Data Mining - Evaluation
A data warehouse exhibits the following characteristics to support the management's decision-making process −
Subject Oriented − Data warehouse is subject oriented because it provides us the information around a subject rather than the organization's ongoing operations. These subjects can be product, customers, suppliers, sales, revenue, etc. The data warehouse does not focus on the ongoing operations, rather it focuses on modelling and analysis of data for decision-making.
Integrated − Data warehouse is constructed by integration of data from heterogeneous sources such as relational databases, flat files etc. This integration enhances the effective analysis of data.
Time Variant − The data collected in a data warehouse is identified with a particular time period. The data in a data warehouse provides information from a historical point of view.
Non-volatile − Nonvolatile means the previous data is not removed when new data is added to it. The data warehouse is kept separate from the operational database therefore frequent changes in operational database is not reflected in the data warehouse.
Data warehousing is the process of constructing and using the data warehouse. A data warehouse is constructed by integrating the data from multiple heterogeneous sources. It supports analytical reporting, structured and/or ad hoc queries, and decision making.
Data warehousing involves data cleaning, data integration, and data consolidations. To integrate heterogeneous databases, we have the following two approaches −
- Query Driven Approach
- Update Driven Approach
This is the traditional approach to integrate heterogeneous databases. This approach is used to build wrappers and integrators on top of multiple heterogeneous databases. These integrators are also known as mediators.
Process of Query Driven Approach
When a query is issued to a client side, a metadata dictionary translates the query into the queries, appropriate for the individual heterogeneous site involved.
Now these queries are mapped and sent to the local query processor.
The results from heterogeneous sites are integrated into a global answer set.
This approach has the following disadvantages −
The Query Driven Approach needs complex integration and filtering processes.
It is very inefficient and very expensive for frequent queries.
This approach is expensive for queries that require aggregations.
Today's data warehouse systems follow update-driven approach rather than the traditional approach discussed earlier. In the update-driven approach, the information from multiple heterogeneous sources is integrated in advance and stored in a warehouse. This information is available for direct querying and analysis.

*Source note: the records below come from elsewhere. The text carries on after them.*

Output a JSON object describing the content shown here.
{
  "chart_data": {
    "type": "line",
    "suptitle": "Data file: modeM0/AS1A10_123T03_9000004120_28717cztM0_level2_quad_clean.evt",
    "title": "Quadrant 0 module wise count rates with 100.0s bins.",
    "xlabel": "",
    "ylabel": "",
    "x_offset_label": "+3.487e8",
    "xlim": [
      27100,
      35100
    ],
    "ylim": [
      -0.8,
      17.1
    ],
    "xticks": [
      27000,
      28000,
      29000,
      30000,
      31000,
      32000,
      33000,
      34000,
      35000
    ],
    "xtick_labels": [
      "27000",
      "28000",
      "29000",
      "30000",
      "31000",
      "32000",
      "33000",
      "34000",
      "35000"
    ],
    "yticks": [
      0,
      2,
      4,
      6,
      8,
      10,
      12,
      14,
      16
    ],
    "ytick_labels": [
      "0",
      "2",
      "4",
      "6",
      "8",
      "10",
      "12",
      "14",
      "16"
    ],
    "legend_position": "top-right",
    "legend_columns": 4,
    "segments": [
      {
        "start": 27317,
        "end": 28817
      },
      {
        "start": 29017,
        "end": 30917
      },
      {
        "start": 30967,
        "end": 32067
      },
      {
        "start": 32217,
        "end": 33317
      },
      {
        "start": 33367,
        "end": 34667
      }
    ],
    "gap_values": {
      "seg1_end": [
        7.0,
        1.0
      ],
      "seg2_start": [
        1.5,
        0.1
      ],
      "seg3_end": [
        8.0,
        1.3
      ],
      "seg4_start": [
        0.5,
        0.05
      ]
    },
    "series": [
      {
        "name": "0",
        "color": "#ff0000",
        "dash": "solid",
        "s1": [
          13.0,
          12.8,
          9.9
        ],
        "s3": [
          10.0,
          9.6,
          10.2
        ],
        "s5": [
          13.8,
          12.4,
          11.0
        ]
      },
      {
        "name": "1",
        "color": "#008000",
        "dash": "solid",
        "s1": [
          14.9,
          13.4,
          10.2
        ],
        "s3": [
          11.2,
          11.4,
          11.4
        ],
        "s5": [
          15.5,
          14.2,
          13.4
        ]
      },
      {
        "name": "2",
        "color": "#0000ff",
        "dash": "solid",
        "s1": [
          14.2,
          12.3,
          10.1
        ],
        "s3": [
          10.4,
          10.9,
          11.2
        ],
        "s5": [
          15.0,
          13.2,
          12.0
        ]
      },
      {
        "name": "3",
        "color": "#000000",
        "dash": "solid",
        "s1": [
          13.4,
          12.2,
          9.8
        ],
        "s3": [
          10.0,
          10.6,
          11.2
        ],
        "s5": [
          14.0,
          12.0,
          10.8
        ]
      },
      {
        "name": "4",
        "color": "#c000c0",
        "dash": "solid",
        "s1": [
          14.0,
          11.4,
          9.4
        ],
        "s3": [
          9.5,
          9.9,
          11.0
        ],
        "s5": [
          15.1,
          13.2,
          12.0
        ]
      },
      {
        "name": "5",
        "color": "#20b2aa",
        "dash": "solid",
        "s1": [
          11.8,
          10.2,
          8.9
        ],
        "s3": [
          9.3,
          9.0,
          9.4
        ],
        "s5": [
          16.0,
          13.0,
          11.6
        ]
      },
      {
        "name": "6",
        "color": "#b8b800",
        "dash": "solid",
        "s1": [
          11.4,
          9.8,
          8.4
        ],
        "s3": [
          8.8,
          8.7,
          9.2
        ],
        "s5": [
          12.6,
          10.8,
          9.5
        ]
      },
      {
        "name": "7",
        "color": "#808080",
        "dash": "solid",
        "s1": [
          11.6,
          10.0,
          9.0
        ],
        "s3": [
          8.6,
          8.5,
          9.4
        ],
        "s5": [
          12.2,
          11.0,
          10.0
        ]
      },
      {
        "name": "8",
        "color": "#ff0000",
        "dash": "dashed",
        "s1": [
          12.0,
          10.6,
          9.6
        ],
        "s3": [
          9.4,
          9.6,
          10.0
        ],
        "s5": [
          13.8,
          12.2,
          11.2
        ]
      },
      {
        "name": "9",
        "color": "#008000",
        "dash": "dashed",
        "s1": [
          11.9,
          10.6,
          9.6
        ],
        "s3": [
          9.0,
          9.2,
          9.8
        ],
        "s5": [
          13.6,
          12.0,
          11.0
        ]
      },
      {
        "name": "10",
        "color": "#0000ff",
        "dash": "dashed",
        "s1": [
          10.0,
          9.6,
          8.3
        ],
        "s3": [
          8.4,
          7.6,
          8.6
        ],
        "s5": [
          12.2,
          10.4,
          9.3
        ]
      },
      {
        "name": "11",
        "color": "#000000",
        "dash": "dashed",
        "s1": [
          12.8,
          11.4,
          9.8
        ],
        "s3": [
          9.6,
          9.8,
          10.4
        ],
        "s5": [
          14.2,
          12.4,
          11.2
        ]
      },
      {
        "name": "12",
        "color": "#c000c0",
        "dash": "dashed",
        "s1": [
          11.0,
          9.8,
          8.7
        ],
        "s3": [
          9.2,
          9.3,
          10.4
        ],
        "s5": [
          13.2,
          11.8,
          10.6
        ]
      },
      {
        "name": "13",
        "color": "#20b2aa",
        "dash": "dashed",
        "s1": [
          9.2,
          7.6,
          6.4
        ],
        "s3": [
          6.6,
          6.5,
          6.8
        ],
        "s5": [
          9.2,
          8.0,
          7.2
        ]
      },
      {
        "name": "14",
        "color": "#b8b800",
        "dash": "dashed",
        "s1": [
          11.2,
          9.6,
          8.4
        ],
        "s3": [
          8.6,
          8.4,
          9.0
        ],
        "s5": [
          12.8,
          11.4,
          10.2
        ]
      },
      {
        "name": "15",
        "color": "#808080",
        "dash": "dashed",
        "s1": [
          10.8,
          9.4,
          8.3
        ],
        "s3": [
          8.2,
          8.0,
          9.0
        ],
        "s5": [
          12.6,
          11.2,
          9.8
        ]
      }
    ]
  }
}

This approach has the following advantages −
This approach provides high performance.
The data can be copied, processed, integrated, annotated, summarized and restructured in the semantic data store in advance.
Query processing does not require interface with the processing at local sources.
From Data Warehousing (OLAP) to Data Mining (OLAM)
Online Analytical Mining integrates with Online Analytical Processing with data mining and mining knowledge in multidimensional databases. Here is the diagram that shows the integration of both OLAP and OLAM −
Importance of OLAM
OLAM is important for the following reasons −
High quality of data in data warehouses − The data mining tools are required to work on integrated, consistent, and cleaned data. These steps are very costly in the preprocessing of data. The data warehouses constructed by such preprocessing are valuable sources of high quality data for OLAP and data mining as well.
Available information processing infrastructure surrounding data warehouses − Information processing infrastructure refers to accessing, integration, consolidation, and transformation of multiple heterogeneous databases, web-accessing and service facilities, reporting and OLAP analysis tools.
OLAP−based exploratory data analysis − Exploratory data analysis is required for effective data mining. OLAM provides facility for data mining on various subset of data and at different levels of abstraction.
Online selection of data mining functions − Integrating OLAP with multiple data mining functions and online analytical mining provide users with the flexibility to select desired data mining functions and swap data mining tasks dynamically.